GlobalAICommunity/Workshop-AMLS

 
 

Folders and files

NameName
Last commit message
Last commit date

Latest commit

 

History

12 Commits
 
 
 
 

Repository files navigation

Azure Machine Learning Service

In this HOL you are going to use Azure Machine Learning Service and Azure Notebooks to create a MNIST model and run it in a container in Azure

Requirements

Part 1 - Setup Azure Notebooks

1.1 - Create the Azure Notebook Environment

  • Goto: notebooks.azure.com
  • Login with your Microsoft Passport.
  • Click on 'My Projects' in the top menu
  • Click on 'New Project'
  • Give the project a name and a project ID and make the project private. Make it private just to be sure you don't put any secrets online

1.1 - Create the Jupyter Notebook

  • Click '+New' and select 'Notebook' from the dropdown
  • Give the notebook a name and select Python 3.6
  • Click 'New' to create the notebook
  • From the file explorer click on the newly created notebook
  • You should see an empty Jupyter Notebook now like on the screen below

amsl

Part 2 - Setup Azure Machine Learning Services

2.1 - Import dependencies

  • Paste this code in a cell and press run (Shift-enter).
import azureml
import os
import urllib
import shutil

from azureml.core.model import Model
from azureml.core import Workspace, Run, Experiment
from azureml.core.runconfig import RunConfiguration
from azureml.core.conda_dependencies import CondaDependencies
from azureml.core.compute import ComputeTarget, AmlCompute
from azureml.core.compute_target import ComputeTargetException
from azureml.train.dnn import TensorFlow
from azureml.core.image import Image, ContainerImage
from azureml.widgets import RunDetails
from azureml.core.webservice import AciWebservice, Webservice

print("Azure ML SDK Version: ", azureml.core.VERSION)

2.2 - Setup the workspace

  • Paste this code in the next cell to create an Azure Machine Learning Workspace.
Varname Value
NAME A unique name for your workspace
SUBSCRIPTION ID The GUID of your azure subscription
RESOURCE GROUP A unique name for a Resource Group
LOCATION Region to run the workspace like: westeurope
ws = Workspace.create(name='<NAME>',
         subscription_id='<SUBSCRIPTION ID>',
         resource_group='<RESOURCE GROUP>',
         location='<LOCATION>',
         exist_ok=True)
  • The first time you run the code you need to authenticate with your Azure Subscription. Follow the instructions.
  • When Authenticated successfully run the cell again.
  • This can take a few minutes to create
  • To validate if everyting is ok run the code to view the details of your workspace
ws.get_details()

2.3 - Setup the Cloud ComputeTarget

  • Paste the code below to create your AI Compute Cluster. Replace CLUSTERNAME with your name.
clusterName = 'CLUSTERNAME'
try:
    computeCluster = ComputeTarget(workspace=ws, name=clusterName)
    print('Found existing compute target "{}"'.format(clusterName))
except ComputeTargetException:
    print('Creating new compute target "{}"...'.format(clusterName))
    compute_config = AmlCompute.provisioning_configuration(vm_size='STANDARD_NV6', min_nodes=1, max_nodes=2)
    computeCluster = ComputeTarget.create(ws, clusterName, compute_config)
    computeCluster.wait_for_completion(show_output=True)
  • This is a good time to pick some coffee, because it can take around 5 minutes to create and start the VM.

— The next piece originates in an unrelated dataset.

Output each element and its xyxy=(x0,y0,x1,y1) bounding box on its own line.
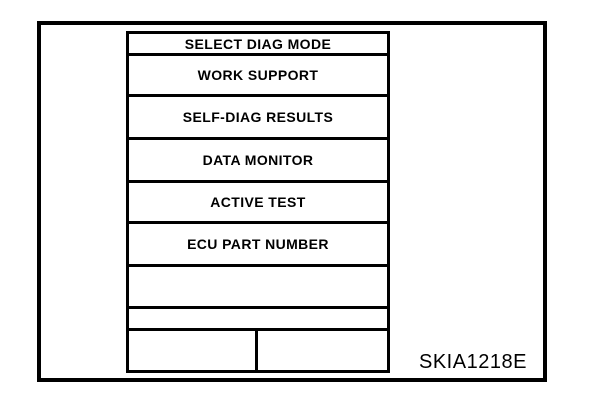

NOTE: This will create a NV6 machine that is always on. Don't forget to turn it off!!

  • Paste the code below in a cell and run it to view some details about your cluster. The Cluster is ready if you see that you have a 1 behind 'idleNodeCount'.
status = computeCluster.get_status()
print('Current node count: ',status.current_node_count)
print('VM Size: ',status.vm_size)
print('Name:',computeCluster.name)
computeCluster.status.node_state_counts.serialize()

2.4 - Connect to your datastore

  • Paste the code below in a new cell to connect to your default datastore:
ds = ws.get_default_datastore()
print(ds.name)

2.5 - Download the training data

  • Run this code below in a new cell to download the training data to the Azure Notebook
os.makedirs('./data/mnist', exist_ok=True)

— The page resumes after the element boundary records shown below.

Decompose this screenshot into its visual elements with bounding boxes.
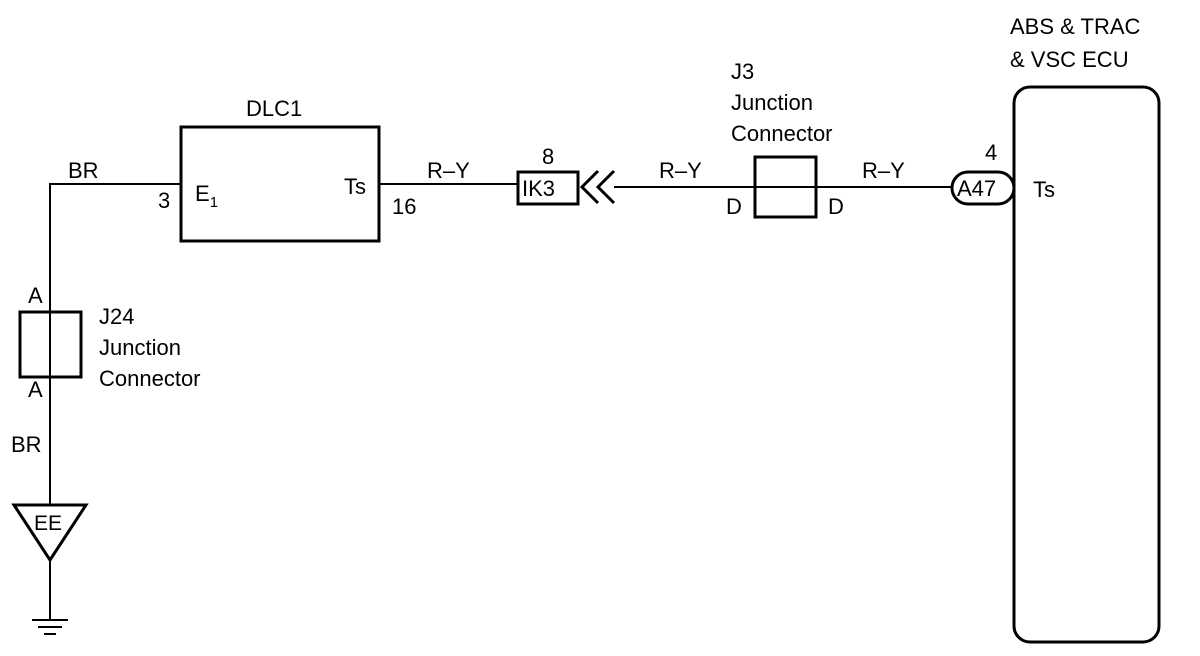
wire-br-top <box>49 183 181 312</box>
ecu-title-line1: ABS & TRAC <box>1010 14 1141 39</box>
wire-br-bottom-label: BR <box>11 432 42 457</box>
j3-title-line3: Connector <box>731 121 833 146</box>
dlc1-pin-ts-name: Ts <box>344 174 366 199</box>
j24-pin-top: A <box>28 283 43 308</box>
ik3-pin-number: 8 <box>542 144 554 169</box>
ecu-pin-number: 4 <box>985 140 997 165</box>
j24-title-line3: Connector <box>99 366 201 391</box>
abs-trac-vsc-ecu: ABS & TRAC & VSC ECU Ts <box>1010 14 1161 644</box>
j24-title-line1: J24 <box>99 304 134 329</box>
ik3-label: IK3 <box>522 176 555 201</box>
ik3-box <box>516 170 580 206</box>
j3-junction-connector: J3 Junction Connector D D <box>726 59 844 219</box>
a47-label: A47 <box>957 176 996 201</box>
wire-ry-label-2: R–Y <box>659 158 702 183</box>
j3-title-line2: Junction <box>731 90 813 115</box>
wire-ry-label-3: R–Y <box>862 158 905 183</box>
j24-title-line2: Junction <box>99 335 181 360</box>
j24-pin-bottom: A <box>28 377 43 402</box>
j3-pin-left: D <box>726 194 742 219</box>
dlc1-pin-ts-number: 16 <box>392 194 416 219</box>
j3-pin-right: D <box>828 194 844 219</box>
j24-junction-connector: J24 Junction Connector A A <box>18 283 201 402</box>
ecu-pin-name: Ts <box>1033 177 1055 202</box>
dlc1-pin-e1-number: 3 <box>158 188 170 213</box>
ground-triangle <box>11 503 89 563</box>
wire-ry-label-1: R–Y <box>427 158 470 183</box>
dlc1-connector: DLC1 E1 3 Ts 16 <box>158 96 416 243</box>
j3-title-line1: J3 <box>731 59 754 84</box>
ik3-connector: IK3 8 <box>516 144 616 206</box>
a47-connector: A47 4 <box>950 140 1016 206</box>
wire-br-top-label: BR <box>68 158 99 183</box>
dlc1-box <box>179 125 381 243</box>
ecu-title-line2: & VSC ECU <box>1010 47 1129 72</box>
dlc1-title: DLC1 <box>246 96 302 121</box>
ground-label: EE <box>34 512 62 535</box>
ground-symbol-icon <box>32 619 68 635</box>
ground-point-ee: EE <box>11 503 89 635</box>
ik3-chevron-icon <box>579 169 616 205</box>
ecu-box <box>1012 85 1161 644</box>
dlc1-pin-e1-name: E1 <box>195 181 218 211</box>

urllib.request.urlretrieve('http://yann.lecun.com/exdb/mnist/train-images-idx3-ubyte.gz', filename = './data/mnist/train-images.gz')
urllib.request.urlretrieve('http://yann.lecun.com/exdb/mnist/train-labels-idx1-ubyte.gz', filename = './data/mnist/train-labels.gz')
urllib.request.urlretrieve('http://yann.lecun.com/exdb/mnist/t10k-images-idx3-ubyte.gz', filename = './data/mnist/test-images.gz')
urllib.request.urlretrieve('http://yann.lecun.com/exdb/mnist/t10k-labels-idx1-ubyte.gz', filename = './data/mnist/test-labels.gz')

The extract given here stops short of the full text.